Another point in favor of my guessing is that the Data API pricing ($0.35/million) roughly correlates to 10ms of Lambda runtime plus the invocation base.
The DSQL limitations document lists Error 53200: non-configurable 128MB memory limit per transaction
, so maybe using the GB-second is the wrong unit. It could be that the Firecracker VM’s are set lower than the 1GB I used for the math here.
Given all that, if DSQL matches price with the architectural details shared so far:
Read costs:
- $0.20 (Aurora reads)
- $0.20 (Lambda Invoke)
- $0.133 (10ms Lambda Runtime at 1GB)
Write costs:
- $0.40 (Aurora writes)
- $0.20 (Lambda Invoke)
- $0.133 (10ms Lambda Runtime)
- $0.20 (X-Region Write Replication)
Let’s call it $0.55 per million reads and $0.95 per million replicated writes. That’s significantly more expensive at first glance than DynamoDB on the read path, but keep in mind Aurora IOPs only count if the data isn’t served from memory. If you have a power-law distribution and data set small enough to live in the as-yet-undefined cache available to the QP’s, maybe that can come down.
At that price, small apps will have IOPs costs overshadowed by Route53 zones (an annoying-but-not-problematic $0.50 each) or the criminally priced $9 hot dogs at the Bill’s stadium.
And now… EVEN MORE speculation about when we’ll see DSQL join the ranks of AWS’ one-database-one-job lineup officially.
Aurora Limitless was announced at Re:Invent 2023, and went GA in time for Re:Invent 2024.
If DSQL follows the same path, we’ll see GA before or during Re:Invent 2025.
DSQL’s docs feature a long list of limitations, some of which seem like a GA wishlist.
I’d be shocked if the service went GA with an admin
role that could be stymied by other users creating objects:
Aurora DSQL creates the admin role with all new Aurora DSQL clusters. Currently, this role lacks permissions on objects that other users create. This limitation prevents the admin role from granting or revoking permissions on objects that the admin role didn’t create.
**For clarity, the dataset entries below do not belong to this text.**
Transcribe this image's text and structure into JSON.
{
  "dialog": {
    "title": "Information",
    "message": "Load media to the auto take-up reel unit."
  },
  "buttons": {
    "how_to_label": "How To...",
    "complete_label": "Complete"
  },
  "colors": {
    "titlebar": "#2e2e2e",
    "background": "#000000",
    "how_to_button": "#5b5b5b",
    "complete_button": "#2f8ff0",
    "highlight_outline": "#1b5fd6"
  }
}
Some limits look intrinsic to how DSQL is designed and can’t/won’t be something the team changes. For example I doubt they’ll hook PostgreSQL’s connection limit updates to the infra-layer concurrency controls (DSQL’s version of Lambda’s Reserved Concurrency):
Aurora DSQL doesn’t support the command
ALTER ROLE [] CONNECTION LIMIT
. Contact AWS support if you need a connection limit increase.
It’s easy to look at the list of limitations and little annoyances (psycopg3
doesn’t work out of the box) and get caught up, but DSQL getting to preview is a massive accomplishment.
Congratulations to the Aurora team and everyone who worked on the subsystems that made it possible.
DSQL delivers (at first glance) impossible consistency guarantees behind a normal SQL interface and dead-simple provisioning.
All this to say: go build! While it’s in preview, DSQL is free and it’s given me a reason to dust off Ol’ Reliable: SQLAlchemy.
This post is my synthesis of various AWS docs, announcements, and Re:Invent talks as well as Marc Brooker’s lovely DSQL Vignettes.